MENA countries that are reliant on oil revenues face uncertainty as solar and wind power gain ground
Masdar, Abu Dhabi 2012 (Paul Cochrane)
Middle East Eye: The theory of peak oil, whereby the cost of extraction would exceed how much consumers were willing to pay while demand outstripped supply, was first floated more than 60 years ago. Oil production, geologist M King Hubbert predicted, would peak by the turn of the millennium.
That didn’t happen - but the spectre of peak oil raised its head again in the mid-2000s, in part pushed by Matthew Simmons’ book Twilight in the Desert: The Coming Saudi Oil Shock and the World Economy.

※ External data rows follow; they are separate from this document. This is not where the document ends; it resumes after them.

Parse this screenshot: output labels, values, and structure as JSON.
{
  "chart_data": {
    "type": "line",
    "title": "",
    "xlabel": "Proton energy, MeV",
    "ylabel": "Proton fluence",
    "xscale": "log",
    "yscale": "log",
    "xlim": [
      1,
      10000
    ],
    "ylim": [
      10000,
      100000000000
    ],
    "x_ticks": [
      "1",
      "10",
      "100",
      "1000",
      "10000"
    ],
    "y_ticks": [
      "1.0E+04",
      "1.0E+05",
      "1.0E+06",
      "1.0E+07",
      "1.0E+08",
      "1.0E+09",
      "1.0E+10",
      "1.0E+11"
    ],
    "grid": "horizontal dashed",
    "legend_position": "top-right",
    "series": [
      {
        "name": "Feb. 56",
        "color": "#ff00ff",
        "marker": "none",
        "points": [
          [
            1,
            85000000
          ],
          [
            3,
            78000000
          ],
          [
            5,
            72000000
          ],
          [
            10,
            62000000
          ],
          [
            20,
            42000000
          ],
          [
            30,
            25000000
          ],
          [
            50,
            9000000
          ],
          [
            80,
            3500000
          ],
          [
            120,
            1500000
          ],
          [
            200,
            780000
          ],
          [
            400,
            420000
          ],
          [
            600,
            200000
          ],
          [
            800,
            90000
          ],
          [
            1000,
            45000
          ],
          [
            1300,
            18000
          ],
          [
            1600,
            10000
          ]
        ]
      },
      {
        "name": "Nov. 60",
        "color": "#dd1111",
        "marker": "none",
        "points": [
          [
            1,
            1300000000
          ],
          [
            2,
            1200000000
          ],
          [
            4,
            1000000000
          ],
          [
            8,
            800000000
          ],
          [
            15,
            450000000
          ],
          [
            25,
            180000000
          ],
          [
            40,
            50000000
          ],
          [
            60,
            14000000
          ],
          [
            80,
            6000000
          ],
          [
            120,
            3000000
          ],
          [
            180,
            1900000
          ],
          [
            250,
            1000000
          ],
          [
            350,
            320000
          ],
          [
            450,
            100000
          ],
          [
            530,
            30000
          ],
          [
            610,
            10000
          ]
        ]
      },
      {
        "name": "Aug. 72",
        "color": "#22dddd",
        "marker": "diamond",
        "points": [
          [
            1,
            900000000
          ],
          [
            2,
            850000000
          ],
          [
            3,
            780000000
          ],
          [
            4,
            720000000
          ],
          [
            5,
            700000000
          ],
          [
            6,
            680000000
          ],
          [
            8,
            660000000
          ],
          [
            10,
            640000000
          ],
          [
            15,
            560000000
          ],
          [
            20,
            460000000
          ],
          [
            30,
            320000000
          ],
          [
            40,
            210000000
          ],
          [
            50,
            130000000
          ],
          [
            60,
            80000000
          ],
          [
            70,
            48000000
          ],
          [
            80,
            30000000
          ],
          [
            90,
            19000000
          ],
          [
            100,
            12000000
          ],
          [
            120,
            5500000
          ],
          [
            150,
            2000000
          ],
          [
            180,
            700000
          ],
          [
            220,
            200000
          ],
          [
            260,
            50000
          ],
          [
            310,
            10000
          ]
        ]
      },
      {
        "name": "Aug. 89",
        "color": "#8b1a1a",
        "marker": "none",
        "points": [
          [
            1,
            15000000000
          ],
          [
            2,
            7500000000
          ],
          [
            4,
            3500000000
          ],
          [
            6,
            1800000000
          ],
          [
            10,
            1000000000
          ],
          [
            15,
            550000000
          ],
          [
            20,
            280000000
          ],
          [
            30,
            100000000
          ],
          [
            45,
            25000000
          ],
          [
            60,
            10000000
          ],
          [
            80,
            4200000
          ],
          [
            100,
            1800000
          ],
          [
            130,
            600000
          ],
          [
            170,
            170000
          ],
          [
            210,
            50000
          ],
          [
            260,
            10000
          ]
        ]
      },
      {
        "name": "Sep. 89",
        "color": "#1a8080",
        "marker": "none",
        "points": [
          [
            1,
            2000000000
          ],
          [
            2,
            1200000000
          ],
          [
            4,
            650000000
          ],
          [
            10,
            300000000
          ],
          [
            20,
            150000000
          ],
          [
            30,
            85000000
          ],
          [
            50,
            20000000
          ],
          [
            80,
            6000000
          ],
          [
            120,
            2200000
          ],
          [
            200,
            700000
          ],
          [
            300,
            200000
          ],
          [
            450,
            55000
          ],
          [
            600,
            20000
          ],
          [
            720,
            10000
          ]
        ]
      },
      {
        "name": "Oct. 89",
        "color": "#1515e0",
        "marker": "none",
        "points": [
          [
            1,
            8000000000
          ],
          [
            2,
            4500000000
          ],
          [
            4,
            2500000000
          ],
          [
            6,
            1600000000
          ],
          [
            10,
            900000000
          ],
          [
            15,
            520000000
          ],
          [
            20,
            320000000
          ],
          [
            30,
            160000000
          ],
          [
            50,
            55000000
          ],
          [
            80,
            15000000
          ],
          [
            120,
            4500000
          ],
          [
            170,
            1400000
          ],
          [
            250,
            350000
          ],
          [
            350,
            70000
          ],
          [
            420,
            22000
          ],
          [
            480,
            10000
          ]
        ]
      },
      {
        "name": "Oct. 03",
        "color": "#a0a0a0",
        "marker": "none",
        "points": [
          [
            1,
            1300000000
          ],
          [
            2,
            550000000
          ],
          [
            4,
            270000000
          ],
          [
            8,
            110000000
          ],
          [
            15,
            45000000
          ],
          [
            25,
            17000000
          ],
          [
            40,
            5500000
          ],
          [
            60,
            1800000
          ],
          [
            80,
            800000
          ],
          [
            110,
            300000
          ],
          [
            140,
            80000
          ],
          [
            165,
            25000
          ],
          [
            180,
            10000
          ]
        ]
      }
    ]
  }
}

Simmons argued that Saudi Arabia had inflated its colossal oil reserves - a point that has some credence, as further highlighted in Wikileaks US diplomatic cables from 2011 - with some 90 percent of Saudi’s oil coming from seven giant oil fields, of which three are more than 50 years old.

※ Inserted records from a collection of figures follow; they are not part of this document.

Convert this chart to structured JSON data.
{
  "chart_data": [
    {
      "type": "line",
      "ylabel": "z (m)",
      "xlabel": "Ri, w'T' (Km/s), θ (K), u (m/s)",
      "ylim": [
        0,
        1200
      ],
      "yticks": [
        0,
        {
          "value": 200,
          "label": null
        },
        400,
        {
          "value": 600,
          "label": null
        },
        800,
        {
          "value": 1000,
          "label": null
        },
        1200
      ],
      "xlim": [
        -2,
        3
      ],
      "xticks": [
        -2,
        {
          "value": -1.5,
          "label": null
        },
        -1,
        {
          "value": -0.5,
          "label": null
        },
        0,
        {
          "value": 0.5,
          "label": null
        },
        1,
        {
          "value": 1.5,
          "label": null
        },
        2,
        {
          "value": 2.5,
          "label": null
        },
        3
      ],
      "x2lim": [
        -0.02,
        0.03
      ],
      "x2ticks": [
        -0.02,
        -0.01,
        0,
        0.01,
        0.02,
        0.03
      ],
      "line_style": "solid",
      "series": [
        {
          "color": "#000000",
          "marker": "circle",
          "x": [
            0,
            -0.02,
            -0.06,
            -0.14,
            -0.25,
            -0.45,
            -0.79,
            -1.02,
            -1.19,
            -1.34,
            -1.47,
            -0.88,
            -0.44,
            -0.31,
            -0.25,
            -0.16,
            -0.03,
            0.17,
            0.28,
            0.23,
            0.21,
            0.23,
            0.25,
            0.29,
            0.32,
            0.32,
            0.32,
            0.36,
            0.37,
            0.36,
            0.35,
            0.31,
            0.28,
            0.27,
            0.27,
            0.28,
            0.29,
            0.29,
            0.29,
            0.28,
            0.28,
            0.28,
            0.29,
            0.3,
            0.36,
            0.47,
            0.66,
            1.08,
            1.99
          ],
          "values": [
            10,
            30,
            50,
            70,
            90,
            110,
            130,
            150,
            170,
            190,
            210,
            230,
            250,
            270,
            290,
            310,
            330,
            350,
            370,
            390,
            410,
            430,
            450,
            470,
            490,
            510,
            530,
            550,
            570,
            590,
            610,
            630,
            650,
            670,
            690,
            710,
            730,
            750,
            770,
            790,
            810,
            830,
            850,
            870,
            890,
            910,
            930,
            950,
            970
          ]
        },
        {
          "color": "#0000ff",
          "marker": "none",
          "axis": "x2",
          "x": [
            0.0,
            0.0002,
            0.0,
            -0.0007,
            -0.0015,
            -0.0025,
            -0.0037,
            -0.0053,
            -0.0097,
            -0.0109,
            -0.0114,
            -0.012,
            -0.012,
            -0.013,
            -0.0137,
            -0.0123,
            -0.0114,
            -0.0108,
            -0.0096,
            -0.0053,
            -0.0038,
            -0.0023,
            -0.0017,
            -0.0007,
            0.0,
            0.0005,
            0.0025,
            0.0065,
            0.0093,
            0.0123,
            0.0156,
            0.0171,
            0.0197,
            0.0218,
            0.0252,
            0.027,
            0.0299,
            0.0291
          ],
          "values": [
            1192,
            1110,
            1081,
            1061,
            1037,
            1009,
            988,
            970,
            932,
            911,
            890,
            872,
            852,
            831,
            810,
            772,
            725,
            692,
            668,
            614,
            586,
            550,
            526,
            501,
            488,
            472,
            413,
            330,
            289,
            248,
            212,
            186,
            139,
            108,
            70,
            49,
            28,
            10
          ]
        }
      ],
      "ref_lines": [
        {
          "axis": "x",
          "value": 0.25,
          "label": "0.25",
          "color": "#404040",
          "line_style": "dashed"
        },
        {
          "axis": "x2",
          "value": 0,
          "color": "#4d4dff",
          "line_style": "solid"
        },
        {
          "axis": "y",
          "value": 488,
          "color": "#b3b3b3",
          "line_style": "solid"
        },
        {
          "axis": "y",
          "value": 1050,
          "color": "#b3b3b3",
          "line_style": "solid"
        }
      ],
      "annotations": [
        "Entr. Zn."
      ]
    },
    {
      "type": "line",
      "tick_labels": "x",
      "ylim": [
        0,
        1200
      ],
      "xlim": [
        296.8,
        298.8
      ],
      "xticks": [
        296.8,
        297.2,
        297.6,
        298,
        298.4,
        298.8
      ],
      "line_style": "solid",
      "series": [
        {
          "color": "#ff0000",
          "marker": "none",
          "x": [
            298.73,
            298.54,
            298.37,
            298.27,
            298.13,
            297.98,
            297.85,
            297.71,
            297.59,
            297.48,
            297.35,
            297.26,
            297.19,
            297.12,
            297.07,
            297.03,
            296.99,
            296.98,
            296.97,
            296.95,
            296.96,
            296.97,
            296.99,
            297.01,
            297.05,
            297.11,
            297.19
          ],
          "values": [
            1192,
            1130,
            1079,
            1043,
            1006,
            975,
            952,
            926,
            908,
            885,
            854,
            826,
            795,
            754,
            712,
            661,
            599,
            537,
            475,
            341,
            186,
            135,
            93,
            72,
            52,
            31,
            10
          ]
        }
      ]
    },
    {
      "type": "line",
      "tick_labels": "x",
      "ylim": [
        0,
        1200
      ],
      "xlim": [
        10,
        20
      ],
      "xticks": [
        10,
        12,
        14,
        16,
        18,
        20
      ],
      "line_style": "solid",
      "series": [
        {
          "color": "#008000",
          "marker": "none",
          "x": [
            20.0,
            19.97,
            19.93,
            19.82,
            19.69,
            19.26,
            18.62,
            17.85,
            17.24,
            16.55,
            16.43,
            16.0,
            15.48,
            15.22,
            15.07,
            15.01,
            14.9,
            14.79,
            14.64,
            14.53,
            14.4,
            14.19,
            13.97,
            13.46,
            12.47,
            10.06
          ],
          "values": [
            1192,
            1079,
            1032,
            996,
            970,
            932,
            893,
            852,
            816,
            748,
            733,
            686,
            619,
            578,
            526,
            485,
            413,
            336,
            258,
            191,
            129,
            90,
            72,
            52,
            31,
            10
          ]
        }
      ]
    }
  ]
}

With the level of reserves questionable, particularly from one of the world’s top producers, and demand constantly rising, oil prices would rise ever higher.
Prices did indeed surge, reaching more than $140 a barrel in 2008. Peak oil theories played a part in the speculation that drove up prices. That same year, some observers were forecasting oil at $200, even $500, a barrel. Several even predicted the subsequent implosion of civilisation and World War Three.
But high oil prices and pressure to move away from an over-reliance on oil propelled a global move towards renewable energies. More than a decade later, the oil price is around $40 a barrel - and there is plenty still under the ground, largely due to enhanced oil recovery technologies, particularly for shale oil in the US.